A laureada falou ainda da importância dos jardins, tantas vezes tida como menor, na criação da cidade. “O jardim pode ser visto como um microcosmo a partir do qual se entende o macrocosmo. A construção das grandes cidades nasceu da experiência da construção dos jardins”, afirmou, aproveitando o momento para deixar alguns desejos. “Gostava de ver as instituições do ensino pré-escolar motivadas para educar jardineiros. Os meninos deviam passar horas a jardinar… a ler e a interpretar os sinais da horta, do jardim, da mata, da paisagem … a pintar, a fazer música, a brincar. […] Gostava de ver os nossos parques naturais, os nossos parques e jardins públicos, os nossos corredores verdes e azuis, os nossos jardins históricos amados como lugares únicos e sagrados.  É preciso dizer não à sua 'disneylandização'”.

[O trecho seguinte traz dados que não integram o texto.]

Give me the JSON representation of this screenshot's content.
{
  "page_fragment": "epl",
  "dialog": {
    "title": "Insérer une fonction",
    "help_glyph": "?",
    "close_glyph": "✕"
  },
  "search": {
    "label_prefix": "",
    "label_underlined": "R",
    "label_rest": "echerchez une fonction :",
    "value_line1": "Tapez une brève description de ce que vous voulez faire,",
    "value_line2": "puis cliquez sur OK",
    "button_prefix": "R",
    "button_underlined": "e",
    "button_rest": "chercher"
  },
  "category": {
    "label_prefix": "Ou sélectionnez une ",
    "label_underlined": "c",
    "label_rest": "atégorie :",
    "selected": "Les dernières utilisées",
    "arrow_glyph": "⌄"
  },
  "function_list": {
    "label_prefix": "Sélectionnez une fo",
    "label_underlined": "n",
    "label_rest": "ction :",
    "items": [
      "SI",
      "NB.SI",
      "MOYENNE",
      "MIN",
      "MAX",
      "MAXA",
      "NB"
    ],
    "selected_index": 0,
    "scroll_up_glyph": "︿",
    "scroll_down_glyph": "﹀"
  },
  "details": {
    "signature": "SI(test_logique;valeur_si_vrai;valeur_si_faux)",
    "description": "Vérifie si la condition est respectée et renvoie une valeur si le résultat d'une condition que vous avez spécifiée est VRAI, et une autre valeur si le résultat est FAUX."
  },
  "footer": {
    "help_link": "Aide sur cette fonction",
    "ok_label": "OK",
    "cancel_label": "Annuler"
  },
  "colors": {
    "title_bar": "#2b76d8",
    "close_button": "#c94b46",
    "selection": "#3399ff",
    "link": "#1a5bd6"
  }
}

E, num recado para o poder político, exprimiu a vontade de “ver a figura de ‘paisagem cultural’ há mais de 20 anos consagrada na Convenção do Património Mundial da UNESCO transposta para o quadro legal português”, recordando a necessidade premente de as políticas públicas atacarem “o âmago do problema da nossa paisagem contrariando o abandono da gestão da paisagem” e da construção de uma “política pública de agricultura e floresta para Portugal que fosse simultaneamente um instrumento ordenador do território”.

Para Teresa Andresen, essas mudanças fazem parte da forma como devemos, atualmente, estar no mundo. “Hoje, a tragédia que vivem os cidadãos australianos, os coalas, os cangurus, os corais do reef, as suas florestas não é mais um problema deles, lá longe – também é nosso, aqui nesta sala”, alertou.

O extenso currículo de Teresa Andresen começou a ser desenhado com uma licenciatura em Arquitetura Paisagista e Engenharia Agronómica, pelo Instituto Superior de Agronomia, em 1982. Seguiu depois para a Universidade de Massachusetts onde se tornou mestre em Arquitetura Paisagista. De volta ao país, doutorou-se pela Universidade de Aveiro, em 1992. Foi docente durante 30 anos, no Instituto Superior de Agronomia e na Universidade de Aveiro e a responsável pela criação do curso de Arquitetura Paisagista na Faculdade de Ciências da Universidade do Porto. Pelo caminho, foi ainda diretora do Jardim Botânico do Porto e do Parque da Fundação de Serralves e presidente do Instituto da Conservação da Natureza (atual ICNF). É também membro do Conselho Nacional do Ambiente e Desenvolvimento Sustentável, membro do Comité Científico da Fundação Benetton, perita de Portugal na Comissão Permanente do Património Mundial da UNESCO e Membro do Conselho Consultivo da Missão Alto Douro Vinhateiro Património Mundial, sendo que a lista não se finda nestes cargos.

Entre outros projetos, ao longo da sua carreira elaborou a candidatura da Região Demarcada do Douro a património mundial da UNESCO, propôs uma Rede de Parques Metropolitanos para a Região do Porto e coordenou a candidatura do Santuário do Bom Jesus do Monte em Braga a património mundial da UNESCO.

O prémio Gonçalo Ribeiro Telles é uma iniciativa partilhada pel’A Causa Real, o Instituto Superior de Agronomia da Universidade de Lisboa, a Ordem dos Engenheiros e a Associação Portuguesa dos Arquitectos Paisagistas. O galardão surgiu como forma de perpetuar o legado de “valorização da identidade portuguesa e de gestão perene dos recursos coletivos e de harmonia do território” inaugurado pelo conceituadíssimo arquiteto paisagista, que conta atualmente com 97 anos.